Монтаньес и Панкрасио, найдя его объяснение необычайно простым и ясным, убежденно поддакнули:

– Сущая правда! У них не хватает выдержки! Люди Деметрио разместились на скотном дворе.

– Помнишь Камилу, кум Анастасио? – вздохнул Деметрио, растянувшись на навозе рядом с сонно зевавшими бойцами.

– Это кто же такая, кум?

– Та, что приносила мне еду, когда я лежал в ранчо.

Анастасио сделал неопределенный жест, словно говоря:

"Эти истории с бабенками меня не интересуют».

Забыть ее не могу, – продолжал Деметрио, не вынимая сигары изо рта. – Было мне тогда совсем тяжко. Только я выпил кувшин холодной воды, а она меня и спрашивает: «Еще дать? Ну потом у меня бред начался. Лежу, а кувшин все время перед глазами стоит, и голосок ее слышу: „Еще дать?“. И звучит, кум, он у меня в ушах, точно серебряный колокольчик… Как считаешь, Панкрасио? Не махнуть ли нам в ту деревушку?

– Послушайте, кум Деметрио, вы что, мне не верите? По этой части у меня большой опыт. Ох, женщины, женщины! И нужны-то они нам всего на минутку, зато какую!… А сколько ран и шрамов из-за них на моей шкуре, будь они неладны! Баба – самый нант опасный враг, это уж точно, кум. Думаете, нет? Ничего, сами убедитесь. По этой части у меня большой опыт.

– Так когда же махнем туда, Панкрасио? – настаивал Деметрио, пуская изо рта клубы сизого дыма.

– Только мигните… Вы же знаете, у меня там тоже зазноба осталась.

– Твоя, и не только твоя, – сонным голосом вставил Перепел.

– Твоя, и моя тоже. Так что поимей сочувствие, вези ее сюда. – подхватил Сало.

– Правильно, Панкрасио, тащи сюда свою кривую Марию Антонию, а то здесь больно холодно, – выкрикнул лежавший поодаль Паленый.

Многие расхохотались, а Сало и Панкрасио начали обычное состязание в сквернословии и непристойностях.

ХХ

– Вилья идет!

Эта новость облетела городок с быстротой молнии.

Вилья! Магическое имя! Великий человек, начинающий свой путь; непобедимый воин, уже издалека, подобно удаву, навораживающий свою жертву!

– Наш мексиканский Наполеон! – утверждает Луис Сервантес.

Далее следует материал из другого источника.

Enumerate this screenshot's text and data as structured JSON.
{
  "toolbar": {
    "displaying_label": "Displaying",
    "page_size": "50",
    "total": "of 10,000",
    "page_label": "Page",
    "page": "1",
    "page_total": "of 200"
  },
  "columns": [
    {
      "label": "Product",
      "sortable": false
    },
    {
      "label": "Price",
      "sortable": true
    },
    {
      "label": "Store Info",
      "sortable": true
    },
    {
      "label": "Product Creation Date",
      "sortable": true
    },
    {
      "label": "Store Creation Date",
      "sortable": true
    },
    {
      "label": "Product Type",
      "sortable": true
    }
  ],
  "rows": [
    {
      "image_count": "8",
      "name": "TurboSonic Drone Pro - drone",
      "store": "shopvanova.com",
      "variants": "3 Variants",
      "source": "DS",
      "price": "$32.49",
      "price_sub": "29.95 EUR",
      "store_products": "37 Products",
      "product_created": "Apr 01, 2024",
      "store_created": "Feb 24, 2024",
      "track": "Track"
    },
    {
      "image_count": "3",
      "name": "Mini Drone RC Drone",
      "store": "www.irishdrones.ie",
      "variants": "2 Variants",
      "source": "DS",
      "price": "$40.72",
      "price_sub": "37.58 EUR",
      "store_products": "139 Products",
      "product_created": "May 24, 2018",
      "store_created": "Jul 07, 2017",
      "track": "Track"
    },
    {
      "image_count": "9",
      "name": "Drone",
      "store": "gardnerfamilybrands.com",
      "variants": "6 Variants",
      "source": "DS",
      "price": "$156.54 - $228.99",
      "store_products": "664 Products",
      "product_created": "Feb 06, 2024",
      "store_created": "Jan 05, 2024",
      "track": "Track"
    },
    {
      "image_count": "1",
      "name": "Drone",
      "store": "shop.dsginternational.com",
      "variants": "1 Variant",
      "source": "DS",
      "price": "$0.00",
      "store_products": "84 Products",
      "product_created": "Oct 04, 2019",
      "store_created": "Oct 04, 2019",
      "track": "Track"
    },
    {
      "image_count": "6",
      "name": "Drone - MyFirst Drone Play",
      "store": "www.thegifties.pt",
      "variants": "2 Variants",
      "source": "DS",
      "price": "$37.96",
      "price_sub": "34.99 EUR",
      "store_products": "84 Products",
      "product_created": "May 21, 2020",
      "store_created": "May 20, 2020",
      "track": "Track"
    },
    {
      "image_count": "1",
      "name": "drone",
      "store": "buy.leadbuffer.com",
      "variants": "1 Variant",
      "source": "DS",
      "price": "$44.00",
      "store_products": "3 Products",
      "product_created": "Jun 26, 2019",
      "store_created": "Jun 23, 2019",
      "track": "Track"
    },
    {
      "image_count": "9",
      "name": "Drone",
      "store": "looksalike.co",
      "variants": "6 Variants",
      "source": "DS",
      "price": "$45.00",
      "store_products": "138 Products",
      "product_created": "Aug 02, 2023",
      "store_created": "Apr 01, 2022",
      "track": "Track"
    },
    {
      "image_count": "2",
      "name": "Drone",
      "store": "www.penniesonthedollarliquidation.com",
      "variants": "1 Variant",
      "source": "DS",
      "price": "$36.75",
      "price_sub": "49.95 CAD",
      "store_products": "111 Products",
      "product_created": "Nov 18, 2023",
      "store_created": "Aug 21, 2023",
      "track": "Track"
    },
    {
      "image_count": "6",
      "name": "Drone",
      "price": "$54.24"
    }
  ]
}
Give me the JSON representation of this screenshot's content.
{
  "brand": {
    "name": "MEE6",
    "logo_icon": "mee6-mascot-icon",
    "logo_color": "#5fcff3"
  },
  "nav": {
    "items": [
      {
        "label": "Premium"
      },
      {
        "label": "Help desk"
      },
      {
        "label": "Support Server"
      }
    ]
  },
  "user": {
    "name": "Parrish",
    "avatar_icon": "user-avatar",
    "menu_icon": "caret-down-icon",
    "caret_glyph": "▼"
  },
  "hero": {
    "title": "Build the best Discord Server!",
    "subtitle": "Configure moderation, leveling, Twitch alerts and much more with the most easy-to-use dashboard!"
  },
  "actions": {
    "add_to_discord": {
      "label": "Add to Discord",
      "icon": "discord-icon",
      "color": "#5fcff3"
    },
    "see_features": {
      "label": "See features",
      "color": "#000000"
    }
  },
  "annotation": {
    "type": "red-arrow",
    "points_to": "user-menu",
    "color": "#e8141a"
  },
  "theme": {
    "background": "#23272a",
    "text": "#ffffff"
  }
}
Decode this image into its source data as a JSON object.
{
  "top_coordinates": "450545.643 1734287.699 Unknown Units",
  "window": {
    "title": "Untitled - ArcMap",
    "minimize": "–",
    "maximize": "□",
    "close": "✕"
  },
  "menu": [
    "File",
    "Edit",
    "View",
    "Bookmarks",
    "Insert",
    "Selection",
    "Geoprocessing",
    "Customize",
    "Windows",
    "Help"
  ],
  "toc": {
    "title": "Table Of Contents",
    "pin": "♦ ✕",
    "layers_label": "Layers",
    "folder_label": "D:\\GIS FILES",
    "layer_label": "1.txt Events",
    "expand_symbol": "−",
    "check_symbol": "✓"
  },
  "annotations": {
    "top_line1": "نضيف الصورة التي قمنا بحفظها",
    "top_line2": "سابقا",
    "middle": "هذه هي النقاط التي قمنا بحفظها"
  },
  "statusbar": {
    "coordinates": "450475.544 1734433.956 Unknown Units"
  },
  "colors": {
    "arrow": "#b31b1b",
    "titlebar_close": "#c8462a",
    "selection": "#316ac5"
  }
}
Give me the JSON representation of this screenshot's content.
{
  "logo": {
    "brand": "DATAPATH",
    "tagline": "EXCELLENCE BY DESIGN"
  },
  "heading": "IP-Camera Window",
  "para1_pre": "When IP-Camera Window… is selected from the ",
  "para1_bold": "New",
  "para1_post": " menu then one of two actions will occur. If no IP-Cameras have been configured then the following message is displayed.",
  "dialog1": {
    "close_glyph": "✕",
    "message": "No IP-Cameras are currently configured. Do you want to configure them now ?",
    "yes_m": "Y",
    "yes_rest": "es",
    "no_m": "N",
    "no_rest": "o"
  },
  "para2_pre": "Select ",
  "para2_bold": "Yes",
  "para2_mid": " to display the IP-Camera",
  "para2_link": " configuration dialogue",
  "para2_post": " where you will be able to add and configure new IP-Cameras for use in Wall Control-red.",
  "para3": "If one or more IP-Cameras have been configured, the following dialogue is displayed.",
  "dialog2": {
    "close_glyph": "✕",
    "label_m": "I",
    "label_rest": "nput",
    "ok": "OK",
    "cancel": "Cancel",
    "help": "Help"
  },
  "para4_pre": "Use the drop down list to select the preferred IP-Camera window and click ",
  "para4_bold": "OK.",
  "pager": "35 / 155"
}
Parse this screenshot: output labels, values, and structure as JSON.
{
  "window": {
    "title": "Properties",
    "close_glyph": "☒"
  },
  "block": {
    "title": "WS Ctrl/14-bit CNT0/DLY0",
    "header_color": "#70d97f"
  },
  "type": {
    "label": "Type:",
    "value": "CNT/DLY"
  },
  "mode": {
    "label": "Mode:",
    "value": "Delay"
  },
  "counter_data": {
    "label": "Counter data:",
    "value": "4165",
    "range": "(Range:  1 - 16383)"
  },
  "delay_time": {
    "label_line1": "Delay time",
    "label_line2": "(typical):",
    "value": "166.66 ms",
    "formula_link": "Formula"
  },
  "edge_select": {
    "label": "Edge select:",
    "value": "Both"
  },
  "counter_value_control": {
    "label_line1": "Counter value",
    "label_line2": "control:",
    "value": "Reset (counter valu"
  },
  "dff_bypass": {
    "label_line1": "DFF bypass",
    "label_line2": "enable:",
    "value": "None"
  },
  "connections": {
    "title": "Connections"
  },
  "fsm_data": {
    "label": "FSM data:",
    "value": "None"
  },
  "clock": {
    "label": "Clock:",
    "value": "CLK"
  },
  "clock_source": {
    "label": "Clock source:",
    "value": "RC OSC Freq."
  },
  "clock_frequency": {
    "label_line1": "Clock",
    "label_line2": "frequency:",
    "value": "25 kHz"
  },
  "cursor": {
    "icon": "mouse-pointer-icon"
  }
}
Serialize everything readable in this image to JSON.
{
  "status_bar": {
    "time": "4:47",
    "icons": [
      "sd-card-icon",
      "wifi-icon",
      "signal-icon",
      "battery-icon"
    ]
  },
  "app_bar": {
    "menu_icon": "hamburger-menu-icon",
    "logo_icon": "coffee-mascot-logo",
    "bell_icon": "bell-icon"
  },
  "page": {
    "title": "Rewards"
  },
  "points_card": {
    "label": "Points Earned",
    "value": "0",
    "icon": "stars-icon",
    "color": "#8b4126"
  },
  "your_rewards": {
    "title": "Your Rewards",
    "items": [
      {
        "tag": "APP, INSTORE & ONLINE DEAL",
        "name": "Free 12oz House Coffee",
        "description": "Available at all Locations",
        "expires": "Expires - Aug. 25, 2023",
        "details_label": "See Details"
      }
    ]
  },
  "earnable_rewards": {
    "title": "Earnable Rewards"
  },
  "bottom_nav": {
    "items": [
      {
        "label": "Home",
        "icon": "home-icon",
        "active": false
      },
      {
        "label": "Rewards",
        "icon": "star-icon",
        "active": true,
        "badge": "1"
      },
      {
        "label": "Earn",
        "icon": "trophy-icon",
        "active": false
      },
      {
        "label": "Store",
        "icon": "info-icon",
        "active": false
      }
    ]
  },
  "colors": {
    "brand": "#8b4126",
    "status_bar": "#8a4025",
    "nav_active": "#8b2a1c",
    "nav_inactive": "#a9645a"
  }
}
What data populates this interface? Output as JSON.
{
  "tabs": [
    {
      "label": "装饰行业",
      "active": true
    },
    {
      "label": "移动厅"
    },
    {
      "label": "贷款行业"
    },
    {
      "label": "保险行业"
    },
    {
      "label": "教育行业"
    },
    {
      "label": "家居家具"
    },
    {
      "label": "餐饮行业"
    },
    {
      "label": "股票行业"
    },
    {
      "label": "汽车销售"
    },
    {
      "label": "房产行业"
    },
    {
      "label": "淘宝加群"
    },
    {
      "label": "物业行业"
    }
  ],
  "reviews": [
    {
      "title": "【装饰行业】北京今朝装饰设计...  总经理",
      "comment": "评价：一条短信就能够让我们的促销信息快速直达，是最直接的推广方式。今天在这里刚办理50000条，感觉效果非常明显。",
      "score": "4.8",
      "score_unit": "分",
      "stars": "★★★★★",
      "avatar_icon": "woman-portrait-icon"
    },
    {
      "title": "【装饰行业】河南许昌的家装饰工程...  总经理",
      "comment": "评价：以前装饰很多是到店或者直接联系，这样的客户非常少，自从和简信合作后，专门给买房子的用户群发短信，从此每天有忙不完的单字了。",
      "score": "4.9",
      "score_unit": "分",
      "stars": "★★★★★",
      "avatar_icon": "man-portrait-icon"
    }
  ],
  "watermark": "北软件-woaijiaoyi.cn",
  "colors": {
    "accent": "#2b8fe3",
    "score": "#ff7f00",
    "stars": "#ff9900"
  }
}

– Вот именно. «Наш ацтекский орел, вонзивший стальной клюв в голову этой змеи, Викториано Уэрты», как выразился я в одной яз своих речей в Сьюдад Хуарес, – несколько иронически произносит Альберто Солис, адъютант Натеры.

Оба они сидят за стойкой в кабачке и потягивают пиво из кружек. Вокруг них «широкополые» с шарфами на шее, в грубых яловых башмаках, с мозолистыми руками скотоводов. Они едят, пьют и без конца говорят о Вилье и его войске. Люди Масиаса смотрят на солдат Натеры, разинув рот от восторженного изумления.